Deduplication at Scale
URL deduplication becomes critical when crawling millions of pages. Redis sets work up to ~100M URLs. Beyond that, use probabilistic data structures:
# Bloom filter for memory-efficient deduplication
from pybloom_live import ScalableBloomFilter
class BloomDeduplicator:
def __init__(self):
self.bloom = ScalableBloomFilter(
initial_capacity=1000000,
error_rate=0.001
)
def is_seen(self, url):
if url in self.bloom:
return True
self.bloom.add(url)
return False
A Bloom filter with 0.1% false positive rate uses ~1.2 MB per million URLs versus ~64 MB for a Redis set.
Handling Failures Gracefully
Circuit Breaker Pattern
Stop hammering a site that’s returning errors:
import time
class CircuitBreaker:
def __init__(self, failure_threshold=5, reset_timeout=300):
self.failure_count = {}
self.failure_threshold = failure_threshold
self.reset_timeout = reset_timeout
self.open_since = {}
def can_request(self, domain):
if domain not in self.failure_count:
return True
if self.failure_count[domain] >= self.failure_threshold:
if time.time() - self.open_since[domain] > self.reset_timeout:
self.failure_count[domain] = 0
return True
return False
return True
def record_failure(self, domain):
self.failure_count[domain] = self.failure_count.get(domain, 0) + 1
if self.failure_count[domain] >= self.failure_threshold:
self.open_since[domain] = time.time()
def record_success(self, domain):
self.failure_count[domain] = 0
Dead Letter Queue
URLs that fail after all retries go to a dead letter queue for manual inspection:
def handle_permanent_failure(task):
"""Store permanently failed tasks for investigation."""
data_store.save_failed({
"url": task["url"],
"retries": task["retries"],
"last_error": task.get("last_error"),
"timestamp": time.time()
})
Performance Optimization Tips
- Use connection pooling: Reuse HTTP connections with
requests.Session() - Parse selectively: Don’t parse the entire DOM if you only need specific elements
- Compress storage: Store raw HTML with gzip compression
- Batch database writes: Buffer results and write in batches of 100+
- Use lxml over html.parser: 10x faster HTML parsing
- Pre-filter URLs: Skip non-HTML resources (images, PDFs) early
Monitoring Your Distributed Scraper
Track these key metrics:
- Pages/minute: Overall throughput
- Error rate: Percentage of failed requests
- Queue depth: How many URLs are waiting
- Proxy health: Success rate per proxy
- Latency: Average response time
Use Celery Flower (included in the Docker setup) for real-time worker monitoring, and export metrics to Prometheus/Grafana for long-term tracking.
FAQ
How many workers do I need?
Start with 4-5 workers, each handling 10-20 concurrent requests. Scale based on your throughput needs and target site tolerance. For most projects, 10-20 workers handle millions of pages per day.
Should I use Celery or build my own worker system?

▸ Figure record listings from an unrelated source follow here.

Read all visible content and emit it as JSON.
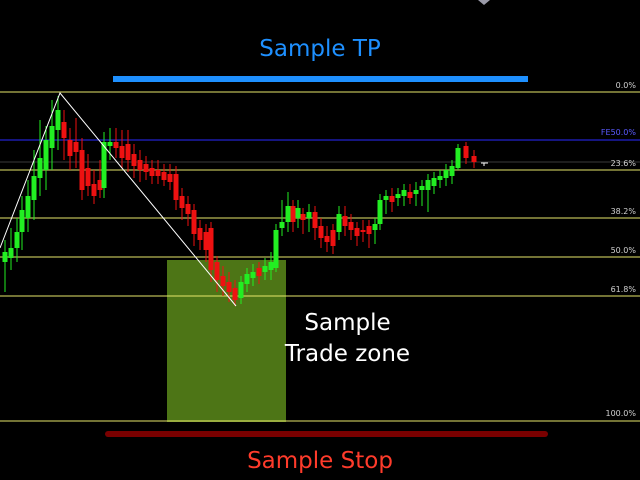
{
  "labels": {
    "tp": "Sample TP",
    "stop": "Sample Stop",
    "zone_line1": "Sample",
    "zone_line2": "Trade zone"
  },
  "fib_levels": [
    {
      "label": "0.0%"
    },
    {
      "label": "23.6%"
    },
    {
      "label": "38.2%"
    },
    {
      "label": "50.0%"
    },
    {
      "label": "61.8%"
    },
    {
      "label": "100.0%"
    }
  ],
  "fe_level": {
    "label": "FE50.0%"
  },
  "colors": {
    "background": "#000000",
    "bull_candle": "#22ee22",
    "bear_candle": "#ee1111",
    "fib_line": "#e6e66a",
    "fe_line": "#2a2aff",
    "tp_bar": "#1e90ff",
    "stop_bar": "#7a0000",
    "trade_zone": "#5a8a1a",
    "zigzag": "#ffffff"
  },
  "chart_data": {
    "type": "candlestick",
    "candle_colors_sequence": [
      "bull",
      "bull",
      "bull",
      "bull",
      "bull",
      "bull",
      "bull",
      "bull",
      "bull",
      "bull",
      "bull",
      "bear",
      "bull",
      "bear",
      "bear",
      "bear",
      "bear",
      "bear",
      "bull",
      "bull",
      "bear",
      "bear",
      "bull",
      "bear",
      "bear",
      "bear",
      "bear",
      "bear",
      "bear",
      "bear",
      "bear",
      "bear",
      "bear",
      "bear",
      "bear",
      "bear",
      "bear",
      "bear",
      "bear",
      "bear",
      "bear",
      "bear",
      "bear",
      "bear",
      "bull",
      "bear",
      "bull",
      "bull",
      "bull",
      "bull",
      "bull",
      "bull",
      "bull",
      "bull",
      "bull",
      "bull",
      "bear",
      "bull",
      "bear",
      "bear",
      "bear",
      "bull",
      "bull",
      "bear",
      "bear",
      "bull",
      "bull",
      "bull",
      "bull",
      "bull",
      "bull",
      "bull",
      "bear",
      "bull",
      "bull",
      "bull",
      "bull",
      "bull",
      "bear",
      "bear"
    ]
  }
}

Use Celery for most projects — it handles task routing, retries, monitoring, and scaling out of the box. Build custom only if you need sub-millisecond latency or have unusual routing requirements.
How do I avoid getting blocked at scale?
Combine rotating residential proxies, realistic request headers, randomized delays, and domain-based rate limiting. See our anti-bot detection guide for detailed strategies.
What’s the best message queue for distributed scraping?
Redis for simplicity and speed (most projects). RabbitMQ if you need complex routing rules. Kafka if you’re processing 10M+ URLs and need replay capability.
How do I handle JavaScript-rendered pages in distributed scraping?
Use dedicated browser worker pools running headless Chrome/Playwright. These are resource-intensive, so separate them from your lightweight HTTP workers. See our JavaScript scraping guide for details.
Conclusion
Distributed web scraping transforms scraping from a fragile single-machine process into a resilient, scalable data collection system. The architecture — scheduler, message queue, workers, storage, and proxy pool — provides the foundation for scraping at any scale.
Start with the Redis + Celery setup shown here, add proxy rotation for IP management, and scale workers horizontally as your needs grow. The investment in distributed architecture pays off the moment your scraping targets exceed what a single machine can handle.